The city needs 55 percent more revenue to fund water improvements and 80 percent more revenue to fund sewer upgrades next year, consultants from Willdan Financial Services told councilors.
“This is very painful for every resident, every city councilor,” Mayor Sweetie Marbury said.
The city is in need of $55 million in wastewater plant improvements and a variety of expensive improvements to the water system, and the city must have more cash flow to legally issue bonds to finance the projects. In 2016, residents likely will face more rate increases.
“We should have been raising rates over the last 50 years, and now we’re dealing with it,” Counselor Christina Rinderle said.
The consultants advised introducing a new fixed charge for water service that would be in addition to the per-thousand gallon fee. This rate would be either $12.46 or $18.69, depending on the size of water line serving a home.
While the number shocked some councilors, Rinderle said a base charge was an issue of fairness.
Those with second homes in Durango that use water only for a short time should still pay for the infrastructure necessary to bring it to their homes, she said.
The consultants also presented a new tiered structure of water charges based on usage. Councilors voiced approval for a structure that would encourage water conservation.
Those with the lowest water usage could expect to be charged about $17.32 per month in the winter and about $23.55 in the summer under the suggested structure. Average users could expect to pay $33.13 for a winter month and $40.45 in the summer. The current average water bill is $24.23 in a winter month.
The consultants also advised doubling the proposed base charges and water rates for those living in the county on city water. This is a differential that already is imposed for sewer service. It would impact about 5 percent of water users.
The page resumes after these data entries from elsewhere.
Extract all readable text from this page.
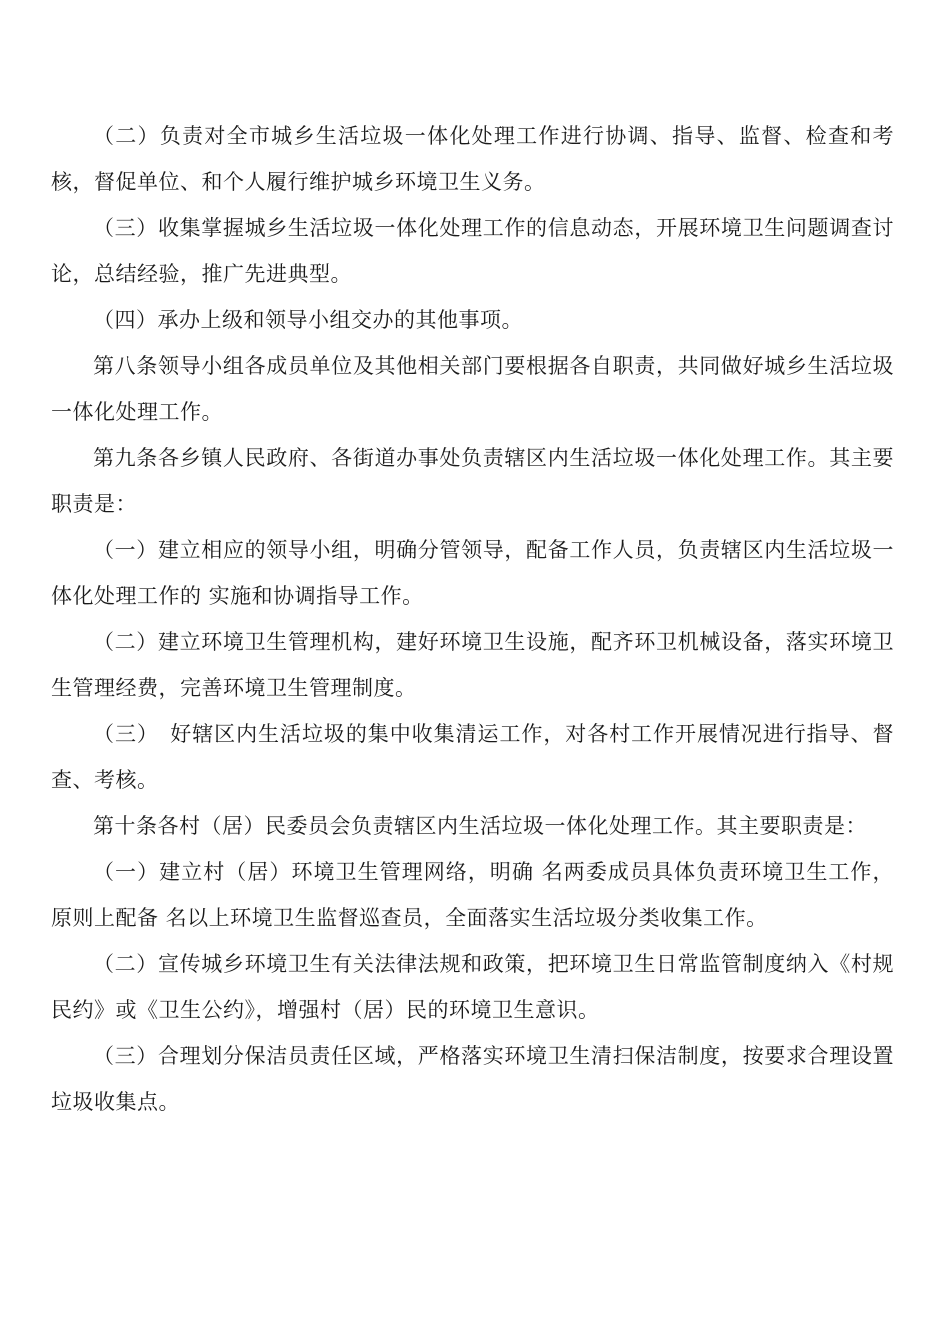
（二）负责对全市城乡生活垃圾一体化处理工作进行协调、指导、监督、检查和考核，督促单位、和个人履行维护城乡环境卫生义务。

（三）收集掌握城乡生活垃圾一体化处理工作的信息动态，开展环境卫生问题调查讨论，总结经验，推广先进典型。

（四）承办上级和领导小组交办的其他事项。

第八条领导小组各成员单位及其他相关部门要根据各自职责，共同做好城乡生活垃圾一体化处理工作。

第九条各乡镇人民政府、各街道办事处负责辖区内生活垃圾一体化处理工作。其主要职责是：

（一）建立相应的领导小组，明确分管领导，配备工作人员，负责辖区内生活垃圾一体化处理工作的 实施和协调指导工作。

（二）建立环境卫生管理机构，建好环境卫生设施，配齐环卫机械设备，落实环境卫生管理经费，完善环境卫生管理制度。

（三）　好辖区内生活垃圾的集中收集清运工作，对各村工作开展情况进行指导、督查、考核。

第十条各村（居）民委员会负责辖区内生活垃圾一体化处理工作。其主要职责是：

（一）建立村（居）环境卫生管理网络，明确 名两委成员具体负责环境卫生工作，原则上配备 名以上环境卫生监督巡查员，全面落实生活垃圾分类收集工作。

（二）宣传城乡环境卫生有关法律法规和政策，把环境卫生日常监管制度纳入《村规民约》或《卫生公约》，增强村（居）民的环境卫生意识。

（三）合理划分保洁员责任区域，严格落实环境卫生清扫保洁制度，按要求合理设置垃圾收集点。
The logic behind this differential was hotly debated.
“It’s not right to say it’s two times (more) and not have any rational nexus for it,” said Bob Wolff, a Durango Utilities Commission member.
However, City Manager Ron LeBlanc argued county residents using city water have all the benefits of a city utility but wouldn’t shoulder any of the risk if the city issues bonds.
Consultants suggested a flat-rate structure for sewage bills at about $8.28 per thousand gallons for a city resident. Average users would face an 86 percent increase for average users from $21.39 to $39.72. This would include a 20 percent increase in the base charge for service.